Eventually the Push-Pull service was taken over by Class 47 locomotives and 27112 was displaced from this work and sent to Glasgow St Rollox works for major overhaul in 1982. The life extension work included a complete re-wire, considerable mechanical work, bodywork repairs which the most noticable external change was replacement of its cab side drop light windows with a small sliding window. When released back into traffic on 10th August 1982 it carried the number 27056.

A noted duty 27056 found itself on not long after its overhaul was on a top-link duty on the West Coast Line on the 15th June 1983 when overhead line problems led to the Class 27 taking the 07:27hrs Nottingham-Glasgow/Edinburgh north of Carlisle. 27056 made it over Beattock summit at just over 25mph with its 11 coach train.

But the finest moment of this locomotive's BR career when it was chosen to haul the Royal Train with Prince Charles on board aboard on 20th November, 1983 from Glasgow to Fort William, as with all locomotives chosen to haul the royal train the locomotive did receive an external spruce up, mechanical attention and a low level off white band painted on the side to denote its special duty, a feature that stayed with the locomotive until withdrawal from BR.

27056 was withdrawn on 10th February  1987 at Eastfield Depot with minor collision damage on the bufferbeam at  No.1 end. On the 3rd September 1987 27049/27066/27056 were seen being hauled by 31191 from Eastfield Depot to Basford Hall Yard and then onward on the 4th September  being hauled by 31284 from Basford Hall Yard to Leicester, Humberstone Rd Sidings.  As space became available the stored locomotives were tripped worked to Vic Berry's Scrap Yard in Leicester located in the old Great Central goods yard.

D5401/27112/27056 Preservation Career
27056 was eventually put on the tender list by BR for re-sale in October, 1987 after pleas from various people to put the Class 27 locomotives that had seen Heavy General Overhauls during the 1980s. It was purchased by one of its current owners due to its generally good condition. It was transferred by road to its new home at the Northampton Steam Railway on 12th March, 1988.

Once at its new home the locomotive was assessed and found to be in remarkably complete condition, only requiring a few minor electrical jobs to get it running. With these completed the engine was started up on 25th May 1988 and became the first ex-BR mainline locomotive operational on the short line at Chapel Brampton. The first movements being recorded on Saturday 28th May, 1988.

During the early 1990s 27056 received a rather protracted repaint into a livery close to the original BR green (Light Brunswick Green) with small yellow warning panels and white wheels, without a BR crest. In early 1994 the locomotive was again transferred by road for its first visit to the Great Central railway to take part in the diesel gala and was able to stretch its legs for the first time in seven years.

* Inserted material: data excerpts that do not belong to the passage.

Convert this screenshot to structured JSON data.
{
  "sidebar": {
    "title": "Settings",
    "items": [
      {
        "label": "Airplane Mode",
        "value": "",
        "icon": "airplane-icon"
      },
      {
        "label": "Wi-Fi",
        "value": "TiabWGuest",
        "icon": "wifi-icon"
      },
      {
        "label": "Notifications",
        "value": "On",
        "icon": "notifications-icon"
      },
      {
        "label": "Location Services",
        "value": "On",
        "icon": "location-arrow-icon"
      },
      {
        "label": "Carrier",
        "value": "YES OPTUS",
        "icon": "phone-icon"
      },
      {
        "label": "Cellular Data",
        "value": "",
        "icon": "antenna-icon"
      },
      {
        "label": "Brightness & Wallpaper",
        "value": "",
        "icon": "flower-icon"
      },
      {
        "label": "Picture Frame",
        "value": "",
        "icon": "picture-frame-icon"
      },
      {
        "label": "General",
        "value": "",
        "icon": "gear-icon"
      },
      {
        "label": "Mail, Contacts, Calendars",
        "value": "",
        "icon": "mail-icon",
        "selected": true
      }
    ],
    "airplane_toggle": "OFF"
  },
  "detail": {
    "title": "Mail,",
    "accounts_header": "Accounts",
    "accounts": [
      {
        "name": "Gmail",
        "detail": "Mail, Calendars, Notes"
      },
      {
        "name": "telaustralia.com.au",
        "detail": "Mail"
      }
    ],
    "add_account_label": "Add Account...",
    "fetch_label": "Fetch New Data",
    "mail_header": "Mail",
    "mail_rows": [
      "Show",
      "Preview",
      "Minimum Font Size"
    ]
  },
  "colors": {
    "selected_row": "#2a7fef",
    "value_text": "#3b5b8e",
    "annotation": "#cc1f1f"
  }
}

D5401/27112/27056 Preservation Career (Second Coming)
During the latter part of 2006 a request from the GCR to hire 27056 for the 2007 running season was accepted and after basic standard checks and servicing of various items the locomotive was transferred by road and arrived in the middle of March, 2007. The season went very well with only one or two items needing attention, the main one being a Traction Motor flashover in September, 2007.

By this time news of the locomotive's profile had reached the Llangollen railway and a request for it to attend their October diesel event was received. This happily fitted in with the transfer from the GCR back to the Northampton, so it was arranged for a flying visit for one weekend only.

But a looming task lay ahead, during the final weekend running at the GCR (September 2007) one of the radiator settling tanks developed a leak and the locomotive had to be topped up before every running day. So after an excellent visit to the Llangollen Railway, D5401 returned to the N&LR in early October, 2007. Repair of the tanks turned into complete replacement which took nearly all of the 2008 season to complete. The locomotive then returned to the Great Central in 2009 for an extended hire period.